Aujourd’hui encore les sermons de Mgr von Galen sont toujours d’actualité, par exemple sur l’euthanasie : «  Si l’on admet une première fois que des hommes ont le droit de tuer leurs semblables improductifs et si cela concerne maintenant tout d’abord seulement de pauvres malades mentaux sans défense, alors une entière autorisation est accordée pour le meurtre de tous les improductifs. » Après la recension du Père David Roure pour La Croix de ce nouveau livre sur celui qu’on surnommait le « Lion de Münster », nous publions celle de Frédéric Le Moal, historien, en exclusivité pour notre blog !
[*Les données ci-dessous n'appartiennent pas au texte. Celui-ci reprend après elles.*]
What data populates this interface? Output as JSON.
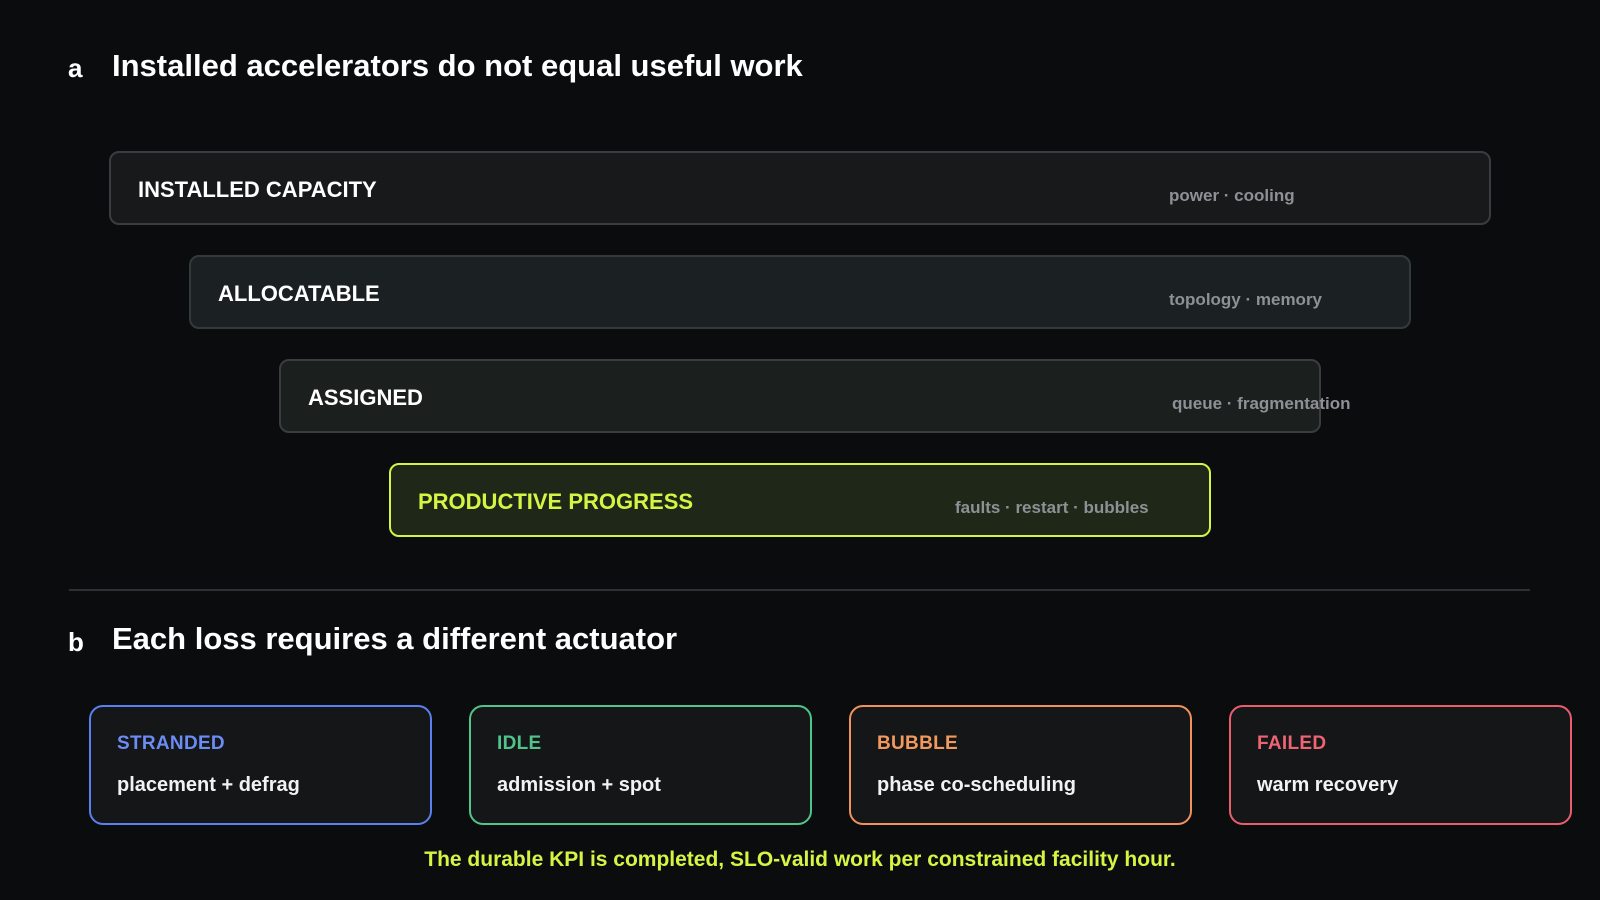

On lira avec une très grande attention la biographie que Jérôme Fehrenbach consacre à la plus grande figure de l’épiscopat allemand de la période nazie et grand opposant à l’idéologie démoniaque du Troisième Reich, l’évêque de Münster Clemens August von Galen.
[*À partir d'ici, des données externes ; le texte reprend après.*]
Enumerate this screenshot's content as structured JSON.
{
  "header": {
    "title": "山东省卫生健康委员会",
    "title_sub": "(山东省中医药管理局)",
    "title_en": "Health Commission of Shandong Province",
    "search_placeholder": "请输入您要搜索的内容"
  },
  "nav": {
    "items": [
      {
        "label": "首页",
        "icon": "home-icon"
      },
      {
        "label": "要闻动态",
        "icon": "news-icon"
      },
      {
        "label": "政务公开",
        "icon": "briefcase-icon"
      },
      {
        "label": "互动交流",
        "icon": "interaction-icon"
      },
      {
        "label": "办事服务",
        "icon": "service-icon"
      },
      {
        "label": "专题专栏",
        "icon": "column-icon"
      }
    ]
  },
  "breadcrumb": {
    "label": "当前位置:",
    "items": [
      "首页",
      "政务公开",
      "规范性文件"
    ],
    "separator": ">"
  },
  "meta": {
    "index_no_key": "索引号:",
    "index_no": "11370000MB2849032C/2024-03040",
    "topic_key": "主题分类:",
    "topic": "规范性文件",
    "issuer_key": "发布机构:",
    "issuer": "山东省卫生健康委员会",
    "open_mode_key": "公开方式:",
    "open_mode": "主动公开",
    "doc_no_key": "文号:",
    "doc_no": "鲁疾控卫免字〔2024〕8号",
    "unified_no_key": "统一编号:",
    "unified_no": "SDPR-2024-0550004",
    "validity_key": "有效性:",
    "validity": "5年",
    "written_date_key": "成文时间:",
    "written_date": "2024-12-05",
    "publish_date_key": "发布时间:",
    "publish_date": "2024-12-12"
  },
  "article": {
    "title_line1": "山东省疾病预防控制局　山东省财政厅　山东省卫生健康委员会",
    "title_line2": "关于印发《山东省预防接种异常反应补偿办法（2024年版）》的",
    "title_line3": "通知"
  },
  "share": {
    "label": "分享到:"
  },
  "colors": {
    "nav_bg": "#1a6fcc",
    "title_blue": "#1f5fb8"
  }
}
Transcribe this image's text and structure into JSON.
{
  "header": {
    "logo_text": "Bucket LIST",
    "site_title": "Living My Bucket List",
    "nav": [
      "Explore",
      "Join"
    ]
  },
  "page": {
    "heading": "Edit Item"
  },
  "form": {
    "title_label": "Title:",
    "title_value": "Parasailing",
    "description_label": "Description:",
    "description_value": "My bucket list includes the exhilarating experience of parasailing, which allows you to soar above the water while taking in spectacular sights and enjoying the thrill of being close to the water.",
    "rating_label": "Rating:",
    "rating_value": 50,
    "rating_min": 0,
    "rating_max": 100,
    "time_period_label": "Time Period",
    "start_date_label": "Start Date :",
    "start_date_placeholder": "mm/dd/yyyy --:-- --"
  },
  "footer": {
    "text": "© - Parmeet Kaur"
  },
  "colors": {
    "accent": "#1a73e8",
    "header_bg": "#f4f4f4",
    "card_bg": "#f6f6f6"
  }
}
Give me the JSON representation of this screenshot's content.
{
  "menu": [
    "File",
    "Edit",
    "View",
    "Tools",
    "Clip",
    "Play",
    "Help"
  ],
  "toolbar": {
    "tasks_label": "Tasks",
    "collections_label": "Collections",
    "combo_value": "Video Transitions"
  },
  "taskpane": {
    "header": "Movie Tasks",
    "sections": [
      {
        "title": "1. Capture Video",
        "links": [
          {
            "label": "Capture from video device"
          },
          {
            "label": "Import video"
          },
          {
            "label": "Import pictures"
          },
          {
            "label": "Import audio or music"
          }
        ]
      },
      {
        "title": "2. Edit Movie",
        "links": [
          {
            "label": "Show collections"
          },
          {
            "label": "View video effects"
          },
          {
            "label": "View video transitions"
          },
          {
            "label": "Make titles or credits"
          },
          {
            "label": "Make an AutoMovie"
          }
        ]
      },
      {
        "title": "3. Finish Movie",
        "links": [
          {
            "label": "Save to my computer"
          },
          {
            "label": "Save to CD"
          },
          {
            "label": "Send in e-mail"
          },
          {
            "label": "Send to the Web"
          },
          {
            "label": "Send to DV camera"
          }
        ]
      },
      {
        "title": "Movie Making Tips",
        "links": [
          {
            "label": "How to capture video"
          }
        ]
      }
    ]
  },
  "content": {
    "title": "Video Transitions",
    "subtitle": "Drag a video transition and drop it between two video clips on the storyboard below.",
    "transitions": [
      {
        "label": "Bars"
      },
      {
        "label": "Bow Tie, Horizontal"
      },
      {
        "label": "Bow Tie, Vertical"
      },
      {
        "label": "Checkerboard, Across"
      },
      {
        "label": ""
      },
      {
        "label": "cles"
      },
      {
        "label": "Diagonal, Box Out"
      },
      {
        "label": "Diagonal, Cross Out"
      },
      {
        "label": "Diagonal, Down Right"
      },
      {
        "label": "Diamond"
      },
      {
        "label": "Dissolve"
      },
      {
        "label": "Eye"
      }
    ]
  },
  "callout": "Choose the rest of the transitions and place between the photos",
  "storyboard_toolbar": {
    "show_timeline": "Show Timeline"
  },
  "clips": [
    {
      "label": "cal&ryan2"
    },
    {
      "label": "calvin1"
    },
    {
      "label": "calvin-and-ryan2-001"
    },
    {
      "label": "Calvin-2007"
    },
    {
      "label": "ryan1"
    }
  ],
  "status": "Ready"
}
Issu d’une antique lignée aristocratique, von Galen en conserva toute sa vie la fierté, l’allure seigneuriale sans morgue et surtout le sens du devoir qui incombe à ceux qui ont beaucoup reçu. Le catholicisme ardent et ultramontain de ses parents le marqua en profondeur, autant que le souvenir des attaques anticatholiques du pouvoir bismarckien (le Kulturkampf). Il en hérita une profonde méfiance à l’encontre de l’Etat, qu’il fût monarchique ou républicain. Patriote sans être belliciste ou nationaliste et ni pacifiste d’ailleurs, il aimait son pays et son peuple qu’il protégea contre le communisme, le nazisme ou l’occupant américain en 1945. Géant par la taille mais aussi par le caractère, il n’était pourtant guère charismatique. Il n’empêche. Devenu évêque de Münster dans le cadre récent du concordat signé entre Berlin et le Vatican, il entra dans une guerre implacable contre le nazisme.

Il la livra uniquement sur le plan doctrinal, n’appelant jamais à la résistance ouverte, à la désobéissance ou au soulèvement. Ainsi prononça-t-il le serment d’obéissance au gouvernement exigé par le concordat mais en le subordonnant à son obéissance totale au siège de Pierre et au respect de sa conscience. Mais il parla. Ses sermons, à la fois simples, accessibles et profonds, servirent de détonateur pour beaucoup d’Allemands révulsés par l’idéologie nazie définie avec justesse par von Galen comme un néopaganisme déterminé à purger l’Allemagne de son christianisme. Ses mots furent lancés dans les églises de la très catholique Westphalie, reproduits dans des publications et repris dans sa correspondance avec les autorités du Reich. Von Galen semblait ne craindre personne, pas même Hitler auquel il écrivit directement.

A Rome, ni Pie XI ni Pacelli ne s’étaient trompés sur lui et ils l’associèrent à la rédaction de l’encyclique de condamnation du national-socialisme, Mit brennender Sorge. Pendant la guerre, il approuva la guerre contre l’URSS par rejet du communisme qu’il renvoyait dos à dos avec le nazisme. Comme deux faces d’une même médaille. Mais il ne cessa de prier pour la paix, sans jeter d’anathèmes sur l’ennemi, toujours désigné sous le terme d’adversaire.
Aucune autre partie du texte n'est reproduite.